Access Keys:
Skip to content (Access Key - 0)

Federated Query Processor


Federated Query Processor 1.4 Developers Guide


Navigation
caGrid caGrid 1.4 Documentation
FQP FQP 1.4 Documentation FQP 1.4 Developers Guide
This document is intended to provide information to developers who wish to make use of the Federated Query Processor grid service and local Federated Query Engine APIs.

Contents

Prerequisites


To get started developing against the FQP APIs, your project will require the Java libraries found in the FQP project's ext/dependencies/jars directory, and those in its build/lib directory.

Developers using Ivy to integrate with the caGrid build artifacts may use the following line in their dependencies:

<dependency rev="latest.integration" org="caGrid" name="fqp" conf="myconfiguration->client"/>

Federated Query Engine API


The Federated Query Engine is the core component of the Federated Query Processor, and can be used as either a standalone API, or within the context of the Federated Query Processor grid service.

Constructing an Instance

There are three constructors for the Federated Query Engine:

  • public FederatedQueryEngine(GlobusCredential credential, QueryExecutionParameters executionParameters)
  • public FederatedQueryEngine(GlobusCredential credential, QueryExecutionParameters executionParameters, ExecutorService workExecutor)
  • public FederatedQueryEngine(GlobusCredential credential, QueryExecutionParameters executionParameters, ExecutorService workExecutor, DomainModelLocator modelLocator)

In all of the above cases, all parameters are optional, and the first two constructors are simply a convenience methods which pass null for the additional parameters to the third one, and is in place to maintain backwards compatibility with the Federated Query Engine from caGrid 1.3 and earlier.

The four parameters can be used as follows:

  • credential
    • A Globus client credential can be passed along to the Federared Query Engine, and will be used to query secure data services involved in any DCQL queries issued to the engine.
  • executionParameters
    • Query Execution Parameters (described later) allow the user to define how they'd like the engine to behave with respect to things like target data service failures, retries, and timeouts.
  • workExecutor
    • The Federated Query Engine will perform query related tasks in threads. This has the benefit of potentially greatly speeding up the final stage of query processing, which involves broadcasting the final CQL query generated by the engine to all target data services specified by the DCQL query. The Executor Service passed in through this parameter allows users to control the way those threads are allocated and managed.
  • modelLocator
    • The domain model locator which will be used in operations where query processing requires information from a service's domain model. The domain model may be required when converting CQL 2 to CQL 1 for communicating with caGrid 1.3 or earlier data services and making decisions regarding data type conversion. The FQP tools provide a simple concrete implementation of the domain model locator interface in gov.nih.nci.cagrid.fqp.common.DefaultDomainModelLocator.

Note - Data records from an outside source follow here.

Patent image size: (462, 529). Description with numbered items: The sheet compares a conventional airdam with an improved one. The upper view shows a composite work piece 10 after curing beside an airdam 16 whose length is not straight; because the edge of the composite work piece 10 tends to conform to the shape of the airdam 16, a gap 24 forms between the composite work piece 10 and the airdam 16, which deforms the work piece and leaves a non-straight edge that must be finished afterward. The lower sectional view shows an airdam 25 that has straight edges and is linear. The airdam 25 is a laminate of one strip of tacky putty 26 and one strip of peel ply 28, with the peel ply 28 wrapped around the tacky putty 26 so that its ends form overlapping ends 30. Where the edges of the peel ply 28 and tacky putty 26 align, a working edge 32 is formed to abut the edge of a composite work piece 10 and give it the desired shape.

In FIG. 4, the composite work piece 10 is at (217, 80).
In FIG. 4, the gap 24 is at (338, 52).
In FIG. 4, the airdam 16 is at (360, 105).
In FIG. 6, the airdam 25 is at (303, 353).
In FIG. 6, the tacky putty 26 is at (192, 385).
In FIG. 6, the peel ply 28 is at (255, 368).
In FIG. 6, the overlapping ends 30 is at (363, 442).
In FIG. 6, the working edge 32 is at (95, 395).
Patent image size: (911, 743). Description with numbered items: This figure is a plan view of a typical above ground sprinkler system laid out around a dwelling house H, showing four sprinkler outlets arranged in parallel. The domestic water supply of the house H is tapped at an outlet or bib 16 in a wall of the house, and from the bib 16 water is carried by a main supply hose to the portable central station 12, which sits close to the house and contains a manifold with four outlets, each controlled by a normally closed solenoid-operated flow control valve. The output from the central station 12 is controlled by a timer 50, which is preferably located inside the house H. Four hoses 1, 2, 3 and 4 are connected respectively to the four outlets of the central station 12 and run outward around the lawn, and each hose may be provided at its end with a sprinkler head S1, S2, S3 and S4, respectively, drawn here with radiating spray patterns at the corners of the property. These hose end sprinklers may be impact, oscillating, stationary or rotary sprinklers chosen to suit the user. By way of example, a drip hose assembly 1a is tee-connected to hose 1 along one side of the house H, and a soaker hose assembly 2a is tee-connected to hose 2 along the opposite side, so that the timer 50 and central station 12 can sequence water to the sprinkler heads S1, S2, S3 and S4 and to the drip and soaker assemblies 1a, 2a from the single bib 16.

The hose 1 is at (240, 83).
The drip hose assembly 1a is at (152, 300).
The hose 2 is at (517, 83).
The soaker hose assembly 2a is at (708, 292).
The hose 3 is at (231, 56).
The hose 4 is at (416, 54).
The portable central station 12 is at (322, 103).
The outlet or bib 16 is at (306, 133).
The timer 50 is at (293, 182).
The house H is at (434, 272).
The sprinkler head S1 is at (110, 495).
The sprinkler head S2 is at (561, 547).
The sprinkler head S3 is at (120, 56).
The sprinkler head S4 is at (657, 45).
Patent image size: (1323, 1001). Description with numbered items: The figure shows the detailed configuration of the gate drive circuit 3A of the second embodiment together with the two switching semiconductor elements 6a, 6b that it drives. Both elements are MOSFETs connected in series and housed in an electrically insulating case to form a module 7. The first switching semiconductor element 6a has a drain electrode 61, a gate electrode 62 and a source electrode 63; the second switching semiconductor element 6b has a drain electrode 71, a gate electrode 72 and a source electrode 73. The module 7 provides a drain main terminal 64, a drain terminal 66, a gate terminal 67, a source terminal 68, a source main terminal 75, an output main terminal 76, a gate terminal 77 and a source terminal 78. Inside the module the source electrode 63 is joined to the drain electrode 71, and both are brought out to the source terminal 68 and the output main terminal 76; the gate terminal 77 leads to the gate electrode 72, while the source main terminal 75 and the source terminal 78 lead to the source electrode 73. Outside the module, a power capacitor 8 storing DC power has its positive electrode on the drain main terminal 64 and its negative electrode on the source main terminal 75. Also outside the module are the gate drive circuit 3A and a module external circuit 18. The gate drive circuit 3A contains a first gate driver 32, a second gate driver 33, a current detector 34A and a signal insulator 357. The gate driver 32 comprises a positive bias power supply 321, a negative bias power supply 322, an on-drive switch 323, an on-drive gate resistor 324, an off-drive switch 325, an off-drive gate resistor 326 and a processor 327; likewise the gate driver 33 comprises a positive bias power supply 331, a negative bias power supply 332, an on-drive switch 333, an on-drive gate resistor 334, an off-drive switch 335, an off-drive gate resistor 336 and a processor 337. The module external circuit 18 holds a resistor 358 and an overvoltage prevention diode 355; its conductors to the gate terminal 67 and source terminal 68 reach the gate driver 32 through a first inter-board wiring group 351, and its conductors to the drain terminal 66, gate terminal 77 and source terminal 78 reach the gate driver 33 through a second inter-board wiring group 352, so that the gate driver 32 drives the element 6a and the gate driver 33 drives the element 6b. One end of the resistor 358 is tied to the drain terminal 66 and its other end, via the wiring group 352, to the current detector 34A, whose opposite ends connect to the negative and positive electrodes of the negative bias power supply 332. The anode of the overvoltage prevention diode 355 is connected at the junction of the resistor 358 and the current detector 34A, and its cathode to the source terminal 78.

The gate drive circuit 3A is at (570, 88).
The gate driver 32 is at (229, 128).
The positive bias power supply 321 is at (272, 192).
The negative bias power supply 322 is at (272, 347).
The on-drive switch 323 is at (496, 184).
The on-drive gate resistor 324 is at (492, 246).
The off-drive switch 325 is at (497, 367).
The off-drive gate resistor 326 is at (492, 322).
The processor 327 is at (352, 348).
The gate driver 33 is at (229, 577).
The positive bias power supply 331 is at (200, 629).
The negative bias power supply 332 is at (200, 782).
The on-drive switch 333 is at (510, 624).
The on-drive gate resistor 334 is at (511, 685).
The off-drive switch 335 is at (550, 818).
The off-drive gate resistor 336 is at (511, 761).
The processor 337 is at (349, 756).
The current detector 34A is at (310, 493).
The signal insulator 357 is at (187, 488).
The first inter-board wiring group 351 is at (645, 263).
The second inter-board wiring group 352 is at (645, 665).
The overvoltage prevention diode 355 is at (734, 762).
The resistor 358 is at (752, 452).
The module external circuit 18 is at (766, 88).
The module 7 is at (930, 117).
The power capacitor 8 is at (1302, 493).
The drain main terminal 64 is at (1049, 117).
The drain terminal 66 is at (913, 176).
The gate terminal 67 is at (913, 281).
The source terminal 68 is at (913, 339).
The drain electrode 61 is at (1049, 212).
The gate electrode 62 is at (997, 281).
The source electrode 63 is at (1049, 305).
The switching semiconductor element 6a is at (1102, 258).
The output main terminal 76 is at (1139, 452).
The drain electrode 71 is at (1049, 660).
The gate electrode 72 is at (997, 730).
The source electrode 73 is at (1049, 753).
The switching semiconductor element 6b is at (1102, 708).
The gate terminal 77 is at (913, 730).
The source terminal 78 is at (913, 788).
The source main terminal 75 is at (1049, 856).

Query Execution Parameters

The Federated Query Engine allows the caller to specify parameters which control various aspects of query execution. This QueryExecutionParameters data type has been designed to be flexible and extensible for future versions of the Federated Query Processor. For this version, it contains a child data type, TargetDataServiceQueryBehavior, which controls how the query engine handles various failure conditions when submitting CQL to the target data services specified in the DCQL query. This type contains three properties:

  • failOnFirstError
    • Type: Boolean
      If this property is set to true, the other two properties are meaningless.
    • This property controls how the query engine handles failures while querying target data services.
    • If set to true, the engine will terminate query processing and throw an exception when querying against any target data service fails for any reason. No query results will be returned.
    • If set to false, the other two parameters are used to determine how to handle the failure, and a partial result set may be returned.
  • retries
    • Type: Integer
    • This property specifies the number of times the query engine will retry a query against a target data service if it fails to execute.
  • timeoutPerRetry
    • Type: Integer
    • This property specifies the number of seconds the query engine will wait before retrying a query against a target data service if it fails to execute.

API Methods

The Federated Query Engine exposes two methods for executing a DCQL 1, and two methods for executing a DCQL 2 query:

Simple Query Execution

Two execute methods exist in the Federated Query Engine; one for each version of DCQL. They both take a single DCQL query parameter and return a single DCQLQueryResultsCollection instance. This method may throw a FederatedQueryProcessingException

    public DCQLQueryResultsCollection execute(DCQLQuery dcqlQuery)
    throws FederatedQueryProcessingException

The version of this method which takes DCQL 1 first converts the query to DCQL 2 then invokes the method which natively takes DCQL 2. The DCQL 2 execution method processes the DCQL 2 query by breaking it down into parts according to foreign join conditions and generating further CQL 2 queries until it has produced a single CQL 2 query which is then distributed to all target data services specified by the query. For data services which do not support CQL 2, the query is first converted to CQL 1, then the results are converted back to CQL 2 results. The results of this final query are placed in the DCQLQueryResultsCollection according to which target data service returned them, and then returned to the caller.

Execute and Aggregate Results

Two executeAndAggregateResults methods exist; one for each version of DCQL. Both take a single DCQL or DCQL 2 query parameter and returns a single CQLQueryResults instance. This method may also throw a FederatedQueryProcessingException.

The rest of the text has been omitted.